Three starters projected in the 14-15 DK point range all posted negative scores. That's a real pattern worth carrying into the week — the mid-tier starting pitcher projection is the trickiest category we have, and today it showed.
A couple of things worth carrying forward from a 1-2 totals day.
First, the under in Great American Ball Park requires more conviction than we gave it. Twelve total runs in a game we had pegged as a sub-9.5 contest is a reminder that Cincinnati's ballpark has legitimate run-scoring potential, and a lean there needs stronger pitching anchors than what we held going in. Filed.

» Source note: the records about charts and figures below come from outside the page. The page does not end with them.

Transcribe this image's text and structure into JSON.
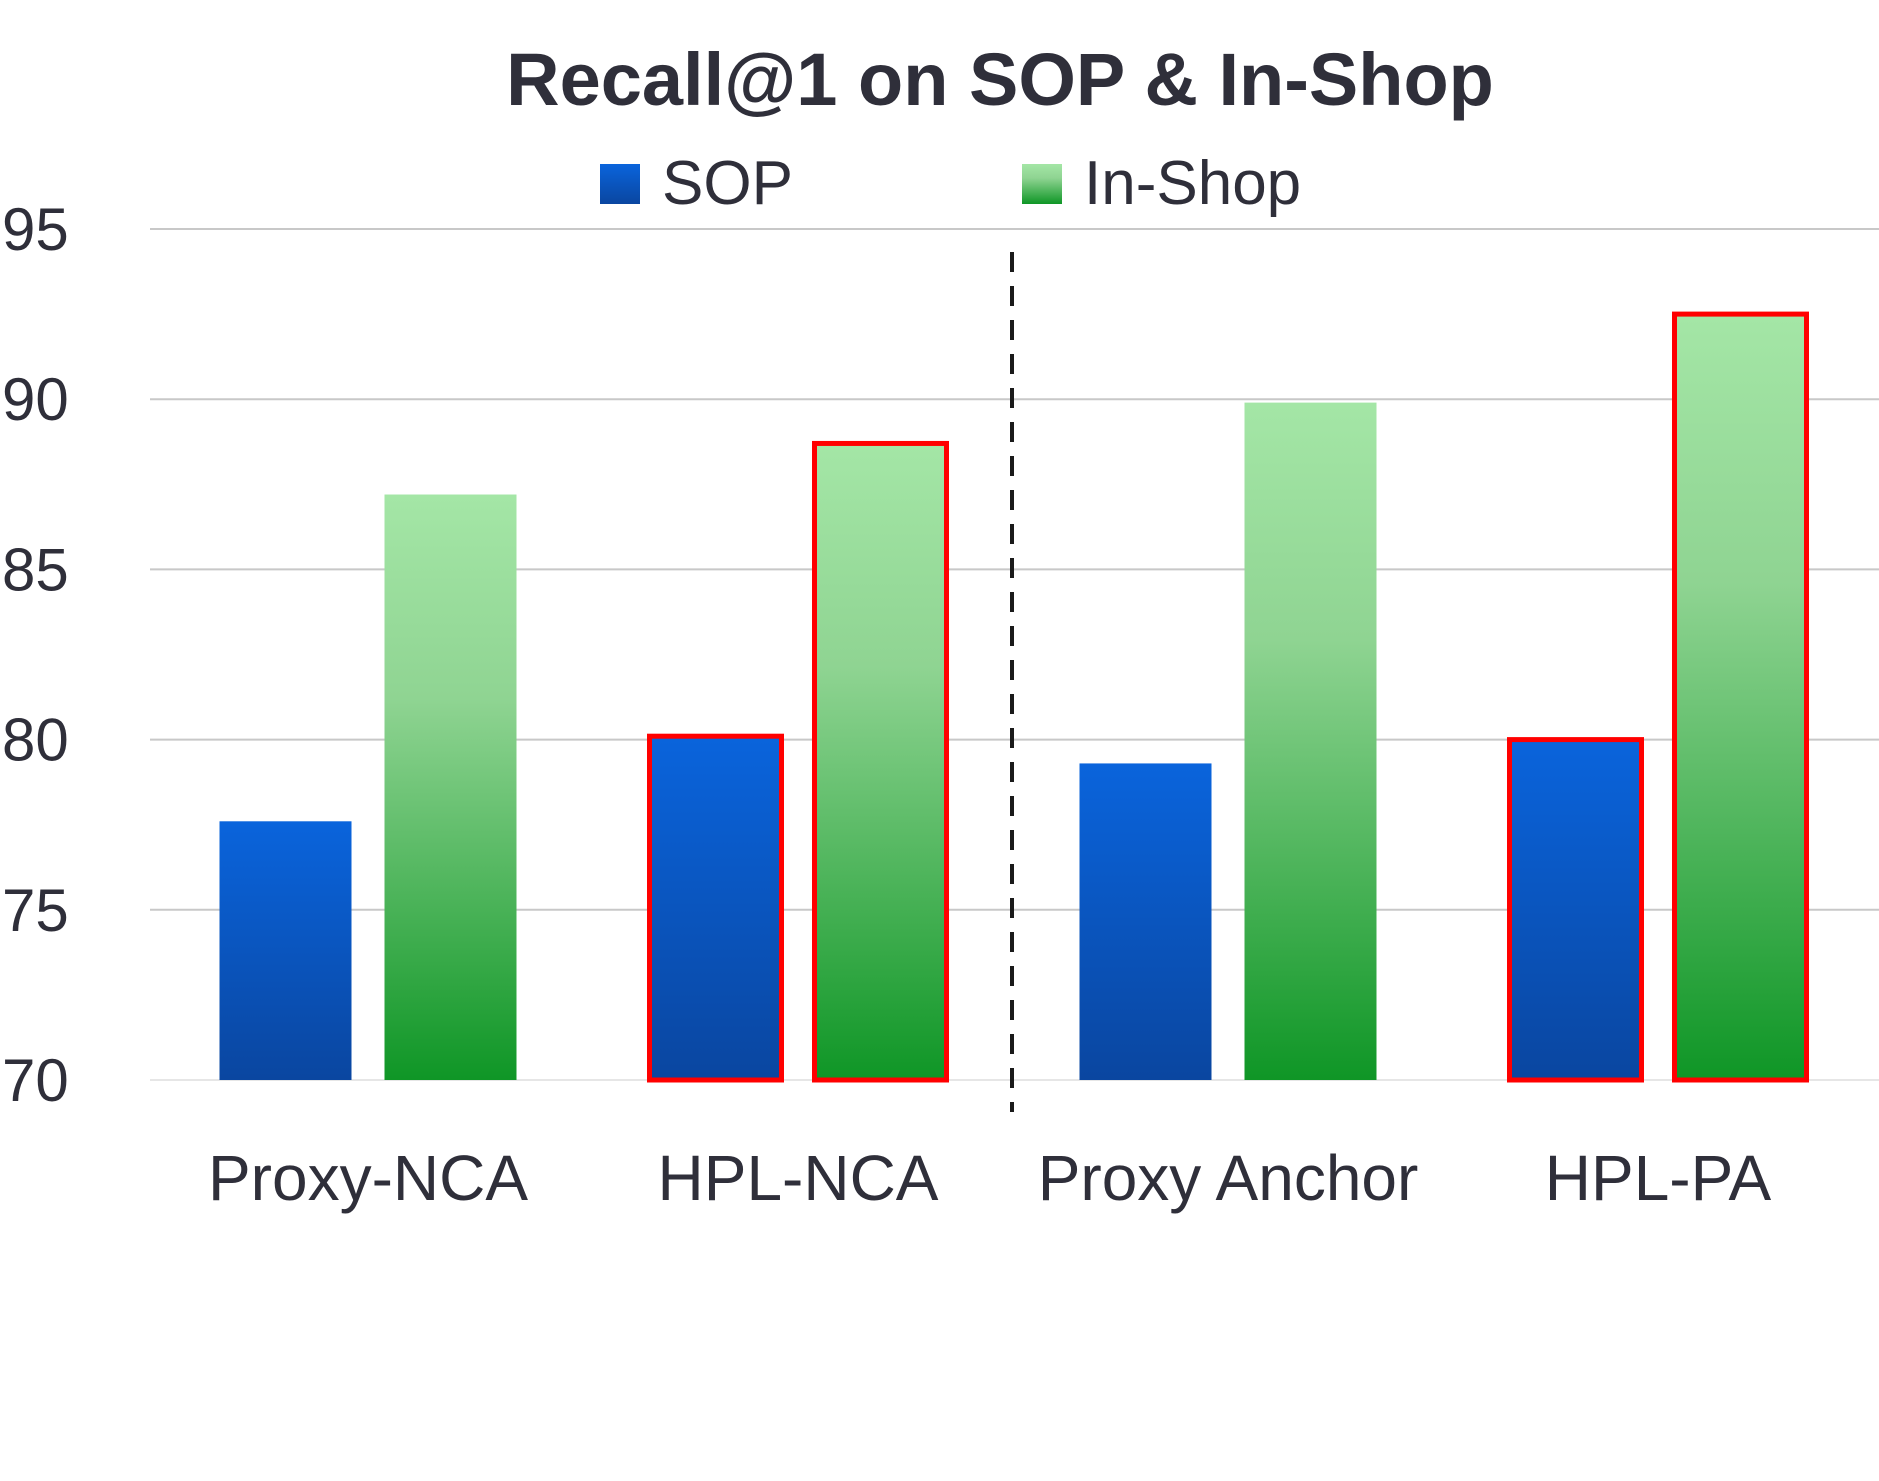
{
  "chart_data": {
    "type": "bar",
    "title": "Recall@1 on SOP & In-Shop",
    "xlabel": "",
    "ylabel": "",
    "categories": [
      "Proxy-NCA",
      "HPL-NCA",
      "Proxy Anchor",
      "HPL-PA"
    ],
    "series": [
      {
        "name": "SOP",
        "values": [
          77.6,
          80.1,
          79.3,
          80.0
        ]
      },
      {
        "name": "In-Shop",
        "values": [
          87.2,
          88.7,
          89.9,
          92.5
        ]
      }
    ],
    "highlighted_categories": [
      "HPL-NCA",
      "HPL-PA"
    ],
    "ylim": [
      70,
      95
    ],
    "yticks": [
      "70",
      "75",
      "80",
      "85",
      "90",
      "95"
    ],
    "grid": true,
    "legend": "top-center",
    "separator": "between Proxy-NCA/HPL-NCA and Proxy Anchor/HPL-PA (dashed)",
    "colors": {
      "sop_top": "#0a64dc",
      "sop_bottom": "#0a46a0",
      "inshop_top": "#a4e6a6",
      "inshop_bottom": "#0f9626",
      "highlight_border": "#ff0000",
      "grid": "#c8c8c8",
      "text": "#2f2f3a"
    }
  }
}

Second, the mid-tier starting pitcher projection is the most volatile position on the DFS slate, and today it bit us three times. Gasser, Seymour, and Phillips all had projections in a reasonable band and all produced negative scores. The top of the board — Wheeler, Cantillo, Skenes — performed well against our numbers. The lesson isn't to avoid mid-range starters; it's to hold a wider range of outcomes for them and not stack them in the same lineup construction.
Third, and this is genuinely encouraging: Wheeler at 35 points, Bregman at 30, Cantillo at 26.4, and Skenes at 23.6 all came from a pool of players we had projected as the right targets. The projection ranking held even when the exact point totals didn't. On a 15-game slate, identifying the right names matters more than nailing the specific number. Today's top of the board is evidence the model is pointing in the right direction. The misses at the bottom are evidence we have work to do on floor modeling for mid-rotation arms.
We'll be back tomorrow with a fresh slate and a fresh card. That's the gig.